¿Habéis pensado alguna vez qué es más importante en
conservación de la naturaleza, entender cómo funcionan los ecosistemas, ó
comprender cómo lo hacen los seres humanos?. Una de las principales
conclusiones del último informe la Plataforma Intergubernamental sobre
Biodiversidad y Servicios de los Ecosistemas (IPBES), fue la urgente necesidad
de integrar la cultura y la identidad en las políticas globales de
conservación.
Las formas
en la que nos relacionamos con la naturaleza son múltiples, complejas e,
incluso, contradictorias.

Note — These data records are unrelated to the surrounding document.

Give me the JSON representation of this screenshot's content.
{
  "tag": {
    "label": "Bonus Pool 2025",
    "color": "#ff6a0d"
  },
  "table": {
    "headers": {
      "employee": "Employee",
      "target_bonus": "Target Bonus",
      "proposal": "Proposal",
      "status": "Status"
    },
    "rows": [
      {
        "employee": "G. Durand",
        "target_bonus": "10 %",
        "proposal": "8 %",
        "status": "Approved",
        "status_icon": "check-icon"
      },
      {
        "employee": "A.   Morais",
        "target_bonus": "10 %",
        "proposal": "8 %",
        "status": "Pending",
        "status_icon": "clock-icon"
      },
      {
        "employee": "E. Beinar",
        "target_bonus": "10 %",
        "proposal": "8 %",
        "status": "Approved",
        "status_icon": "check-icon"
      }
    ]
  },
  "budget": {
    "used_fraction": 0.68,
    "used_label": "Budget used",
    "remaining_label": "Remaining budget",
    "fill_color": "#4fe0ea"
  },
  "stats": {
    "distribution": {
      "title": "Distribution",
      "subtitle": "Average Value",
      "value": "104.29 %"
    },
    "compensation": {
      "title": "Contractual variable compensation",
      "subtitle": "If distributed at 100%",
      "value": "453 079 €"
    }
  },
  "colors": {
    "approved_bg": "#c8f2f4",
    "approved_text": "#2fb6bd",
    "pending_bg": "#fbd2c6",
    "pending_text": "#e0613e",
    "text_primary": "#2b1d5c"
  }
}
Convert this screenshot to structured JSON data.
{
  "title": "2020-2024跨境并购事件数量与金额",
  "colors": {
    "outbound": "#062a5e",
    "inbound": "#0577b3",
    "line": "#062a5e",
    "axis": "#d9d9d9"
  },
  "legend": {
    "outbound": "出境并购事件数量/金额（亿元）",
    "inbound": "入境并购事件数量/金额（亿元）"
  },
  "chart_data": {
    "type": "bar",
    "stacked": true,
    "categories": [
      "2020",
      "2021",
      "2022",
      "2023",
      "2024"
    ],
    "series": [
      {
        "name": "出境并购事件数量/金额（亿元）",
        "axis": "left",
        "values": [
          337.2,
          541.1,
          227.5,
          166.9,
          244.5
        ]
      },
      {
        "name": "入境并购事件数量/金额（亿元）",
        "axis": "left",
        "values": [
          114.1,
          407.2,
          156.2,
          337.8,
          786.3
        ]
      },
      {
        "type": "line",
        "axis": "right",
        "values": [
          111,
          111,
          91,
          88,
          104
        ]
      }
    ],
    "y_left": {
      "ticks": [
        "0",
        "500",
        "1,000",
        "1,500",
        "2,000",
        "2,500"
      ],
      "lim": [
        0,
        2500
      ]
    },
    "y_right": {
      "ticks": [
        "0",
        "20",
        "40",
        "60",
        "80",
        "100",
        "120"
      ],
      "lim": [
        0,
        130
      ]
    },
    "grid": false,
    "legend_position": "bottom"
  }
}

Pueden ser beneficiosas, como por ejemplo a
través del reconocimiento de la mejora de la forma de vida, pero también
perjudiciales, como por ejemplo la deforestación, la expansión urbana o los
incendios provocados.
Responder a
esta pregunta implica la necesidad de identificar los factores que explican
estas diferentes formas de interaccionar con la naturaleza. Uno de esos
factores, son las emociones que los ecosistemas nos provocan.
En esta
charla usaremos los ecosistemas áridos y semiáridos de la provincia de Almería
para reflexionar y discutir sobre el papel de las emociones en la conservación,
o degradación, de estos ecosistemas únicos.